Altro che dolcetto o scherzetto, la Solennità di tutti in Santi è la festa della comunione. Comunione dei Santi e dei peccatori che si tengono la mano, nell’ immenso pellegrinaggio verso la vita e quindi incontro al Signore.

È la festa che ci assicura che il paradiso non è pieno di uomini e donne puri e pieni di eroiche virtù, ma anche di gente come noi, peccatori perdonati.

Questa festa ci ricorda che dobbiamo uscire dalla falsa prospettiva che la santità sia solo per pochi eletti, fatta di gesta eroiche, di capacità taumaturgiche, assolutamente no; la santità, così come ce la racconta Papa Francesco nella sua esortazione apostolica Gaudete et exultate, è la risposta quotidiana alla Parola di Dio.

La santità è riconoscere il proprio peccato, senza far valere scuse o attenuanti.

La “classe media della Santità” (GE 7), scrive Papa Francesco, è fatta da gente della porta accanto. Dal padre e dalla madre che lavorano onestamente per portare il pane a casa, nei malati che continuano a sorridere, che sono per noi un riflesso della presenza di Dio, sono il volto più splendente della Chiesa.

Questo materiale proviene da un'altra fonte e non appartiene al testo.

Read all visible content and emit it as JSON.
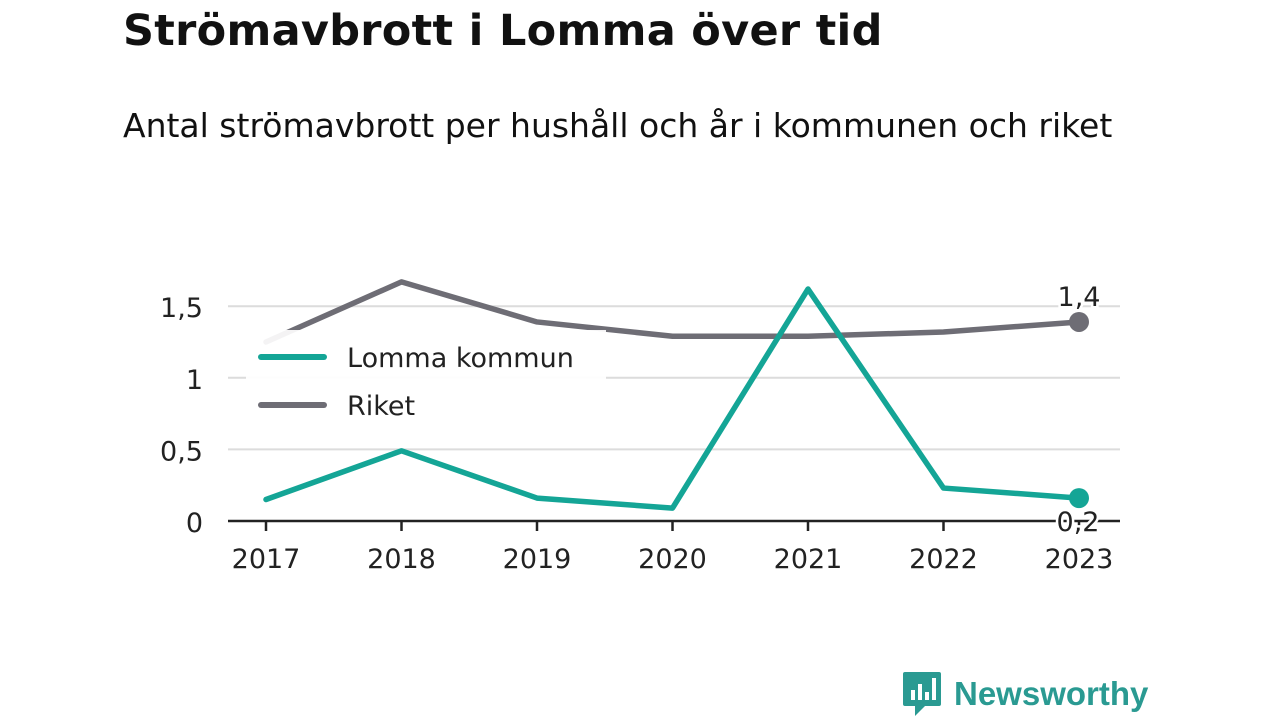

La santità è vivere uno stretto legame di amicizia con Dio, percorrere i sentieri che Lui ha disegnato per noi, anche quando questi diventano inabitabili e impercorribili, rispondere alla chiamata che il Signore fa ad ognuno di noi quotidianamente, perché la santità è fatta di gesti concreti e quotidiani. Papa Francesco nelle sue omelie ne ha elencati parecchi: non parlare male degli altri; non seminare zizzania; essere onesti; aiutare chi ne ha bisogno; mettere da parte l’orgoglio e tanti altri piccoli gesti che rispondono a quella Chiamata.

Nella solennità di tutti i Santi veniamo chiamati a lodare e ringraziare il Signore per coloro che hanno vissuto facendo quelle scelte, ma veniamo chiamati anche noi a metterci in cammino con loro e a sentirli nostri compagni di viaggio.